我必须计算与列system_name对应的每个不同arrival_time(数据库表中的列)的总计数值之和。我的SQL查询是:
SELECT system_name, COUNT(distinct arrival_time) AS c
FROM i2alarmlog
WHERE Ack_status = 0
AND Direction='CAME'
AND system_name in('I2-tciu database',
'i2-vcs logging',
'Indus1 Vacuum',
'Indus2 TCIU',
'Indus2 Vacuum',
'Septum_SIP2',
'TL3 Vacuum')
GROUP BY system_name
UNION ALL
SELECT 'sum' system_name,
Count(distinct arrival_time)
FROM i2alarmlog
WHERE Ack_status=0
AND Direction='CAME'
AND system_name in( 'I2-tciu database'
,'i2-vcs logging',
'Indus1 Vacuum',
'Indus2 Vacuum',
'Septum_SIP2',
'TL3 Vacuum')
当我运行这个sql查询时,sum显示为1841,但实际上是1845。
i2-vcs logging 2
I2-tciu database 2
Indus1 Vacuum 19
Indus2 TCIU 120
Indus2 Vacuum 1691
Septum_SIP2 8
TL3 Vacuum 3
sum 1841
答案 0 :(得分:1)
在第二个查询中,distinct部分将应用于所有数据。
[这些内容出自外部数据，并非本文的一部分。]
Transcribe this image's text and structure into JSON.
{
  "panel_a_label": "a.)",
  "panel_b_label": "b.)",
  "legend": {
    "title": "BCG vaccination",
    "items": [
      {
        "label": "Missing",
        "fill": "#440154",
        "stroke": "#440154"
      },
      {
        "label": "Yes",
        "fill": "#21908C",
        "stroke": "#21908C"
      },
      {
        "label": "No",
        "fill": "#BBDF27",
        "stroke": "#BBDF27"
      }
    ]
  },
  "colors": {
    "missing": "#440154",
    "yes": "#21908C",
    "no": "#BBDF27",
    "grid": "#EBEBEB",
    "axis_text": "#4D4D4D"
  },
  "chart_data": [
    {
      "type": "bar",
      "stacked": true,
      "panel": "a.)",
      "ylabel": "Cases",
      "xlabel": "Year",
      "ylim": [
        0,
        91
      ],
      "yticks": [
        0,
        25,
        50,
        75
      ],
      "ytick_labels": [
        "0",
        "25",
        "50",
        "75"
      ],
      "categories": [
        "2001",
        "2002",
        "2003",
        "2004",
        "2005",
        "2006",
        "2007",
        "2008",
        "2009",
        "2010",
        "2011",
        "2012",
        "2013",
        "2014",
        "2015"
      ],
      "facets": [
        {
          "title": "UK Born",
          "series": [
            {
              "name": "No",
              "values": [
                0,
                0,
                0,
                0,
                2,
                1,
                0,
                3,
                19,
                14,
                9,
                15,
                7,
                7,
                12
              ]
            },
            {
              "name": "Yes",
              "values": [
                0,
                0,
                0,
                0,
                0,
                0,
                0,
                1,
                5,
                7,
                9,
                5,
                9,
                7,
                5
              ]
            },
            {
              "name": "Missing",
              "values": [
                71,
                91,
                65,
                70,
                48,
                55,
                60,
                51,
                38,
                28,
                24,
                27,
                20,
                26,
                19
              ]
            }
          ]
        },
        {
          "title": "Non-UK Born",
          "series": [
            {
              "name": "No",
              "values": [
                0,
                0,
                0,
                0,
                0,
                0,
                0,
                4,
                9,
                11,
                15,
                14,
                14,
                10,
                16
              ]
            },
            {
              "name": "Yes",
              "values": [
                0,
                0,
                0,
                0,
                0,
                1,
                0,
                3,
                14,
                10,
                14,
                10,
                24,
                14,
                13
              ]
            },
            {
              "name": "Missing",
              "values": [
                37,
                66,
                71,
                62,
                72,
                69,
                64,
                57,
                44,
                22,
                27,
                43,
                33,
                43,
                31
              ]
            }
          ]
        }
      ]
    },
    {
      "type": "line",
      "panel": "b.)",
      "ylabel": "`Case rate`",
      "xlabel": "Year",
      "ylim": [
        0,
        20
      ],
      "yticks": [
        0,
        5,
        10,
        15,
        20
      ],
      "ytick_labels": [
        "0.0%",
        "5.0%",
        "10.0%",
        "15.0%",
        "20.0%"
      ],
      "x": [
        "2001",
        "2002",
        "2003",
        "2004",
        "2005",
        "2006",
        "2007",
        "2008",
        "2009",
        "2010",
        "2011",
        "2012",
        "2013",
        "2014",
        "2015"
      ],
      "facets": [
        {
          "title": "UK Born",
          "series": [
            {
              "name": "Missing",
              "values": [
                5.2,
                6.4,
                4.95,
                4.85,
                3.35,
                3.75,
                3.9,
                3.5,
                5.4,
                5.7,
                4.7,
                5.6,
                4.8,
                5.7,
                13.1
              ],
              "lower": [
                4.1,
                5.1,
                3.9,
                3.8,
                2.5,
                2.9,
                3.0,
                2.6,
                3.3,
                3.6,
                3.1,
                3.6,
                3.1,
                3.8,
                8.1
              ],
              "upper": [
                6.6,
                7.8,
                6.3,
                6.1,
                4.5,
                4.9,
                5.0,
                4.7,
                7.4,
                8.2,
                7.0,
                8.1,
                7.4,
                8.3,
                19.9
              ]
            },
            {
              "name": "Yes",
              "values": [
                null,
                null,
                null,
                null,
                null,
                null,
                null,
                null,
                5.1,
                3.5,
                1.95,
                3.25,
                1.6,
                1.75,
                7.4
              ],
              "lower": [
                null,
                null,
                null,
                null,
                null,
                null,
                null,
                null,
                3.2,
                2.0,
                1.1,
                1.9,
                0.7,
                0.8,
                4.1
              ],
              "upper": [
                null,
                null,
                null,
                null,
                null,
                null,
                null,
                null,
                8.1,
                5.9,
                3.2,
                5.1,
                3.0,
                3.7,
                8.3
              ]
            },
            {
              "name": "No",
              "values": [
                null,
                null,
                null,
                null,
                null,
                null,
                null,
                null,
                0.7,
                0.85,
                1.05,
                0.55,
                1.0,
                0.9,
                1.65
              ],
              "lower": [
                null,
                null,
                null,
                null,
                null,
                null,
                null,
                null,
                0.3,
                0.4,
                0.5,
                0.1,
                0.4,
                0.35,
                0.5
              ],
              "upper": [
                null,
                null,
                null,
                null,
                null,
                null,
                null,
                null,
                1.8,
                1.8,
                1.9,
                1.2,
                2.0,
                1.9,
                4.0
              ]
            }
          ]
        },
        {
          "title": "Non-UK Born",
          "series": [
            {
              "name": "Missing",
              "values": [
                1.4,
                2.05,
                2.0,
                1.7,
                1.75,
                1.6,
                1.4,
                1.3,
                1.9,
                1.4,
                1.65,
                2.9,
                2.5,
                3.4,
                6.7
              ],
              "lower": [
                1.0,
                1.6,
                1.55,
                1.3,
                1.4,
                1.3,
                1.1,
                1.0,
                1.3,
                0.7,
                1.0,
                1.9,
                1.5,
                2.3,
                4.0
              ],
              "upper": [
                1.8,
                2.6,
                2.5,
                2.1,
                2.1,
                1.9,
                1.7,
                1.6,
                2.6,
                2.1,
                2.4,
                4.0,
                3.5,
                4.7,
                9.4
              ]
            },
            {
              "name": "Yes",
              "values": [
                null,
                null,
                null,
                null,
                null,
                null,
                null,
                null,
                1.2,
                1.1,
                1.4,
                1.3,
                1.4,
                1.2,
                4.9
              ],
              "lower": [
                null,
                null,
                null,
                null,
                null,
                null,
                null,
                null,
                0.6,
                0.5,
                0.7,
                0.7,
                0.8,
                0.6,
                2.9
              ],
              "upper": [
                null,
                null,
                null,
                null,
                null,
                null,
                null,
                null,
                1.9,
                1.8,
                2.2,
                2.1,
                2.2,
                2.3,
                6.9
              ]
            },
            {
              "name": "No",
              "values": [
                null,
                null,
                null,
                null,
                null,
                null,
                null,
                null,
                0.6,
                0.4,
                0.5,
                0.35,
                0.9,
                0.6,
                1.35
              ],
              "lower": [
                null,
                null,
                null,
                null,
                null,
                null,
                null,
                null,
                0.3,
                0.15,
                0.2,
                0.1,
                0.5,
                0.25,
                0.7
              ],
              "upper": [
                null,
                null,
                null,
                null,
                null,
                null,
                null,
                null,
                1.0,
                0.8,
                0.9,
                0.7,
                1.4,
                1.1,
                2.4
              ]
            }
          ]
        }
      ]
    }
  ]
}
这意味着,如果您对2种不同的产品具有相同的arrival time,则只会计算一次,而不是每种产品一次。这可以解释您的预期结果和实际结果之间的差异。
你可以做的是:
;with cte as
(SELECT system_name, COUNT(distinct arrival_time) AS c
FROM i2alarmlog
WHERE Ack_status = 0
AND Direction='CAME'
AND system_name in('I2-tciu database','i2-vcs logging','Indus1 Vacuum','Indus2 TCIU','Indus2 Vacuum','Septum_SIP2','TL3 Vacuum')
GROUP BY system_name )
select system_name, c
from cte
union
select 'sum', sum(c) as c
from cte
答案 1 :(得分:1)
一种解决方案是使用内联视图并计算总和,如下所示:
SELECT system_name, COUNT(distinct arrival_time) AS c
FROM i2alarmlog
WHERE Ack_status = 0
AND Direction='CAME'
AND system_name in('I2-tciu database','i2-vcs logging','Indus1 Vacuum','Indus2 TCIU','Indus2 Vacuum','Septum_SIP2','TL3 Vacuum')
GROUP BY system_name
UNION ALL
select 'TotalSum' as TotalSum, sum(s.c) as TotalValue
from
(
SELECT system_name, COUNT(distinct arrival_time) AS c
FROM i2alarmlog
WHERE Ack_status = 0
AND Direction='CAME'
AND system_name in('I2-tciu database','i2-vcs logging','Indus1 Vacuum','Indus2 TCIU','Indus2 Vacuum','Septum_SIP2','TL3 Vacuum')
GROUP BY system_name
) s
使用此解决方案达到最大聚合水平(2)(总和(计数(值)))。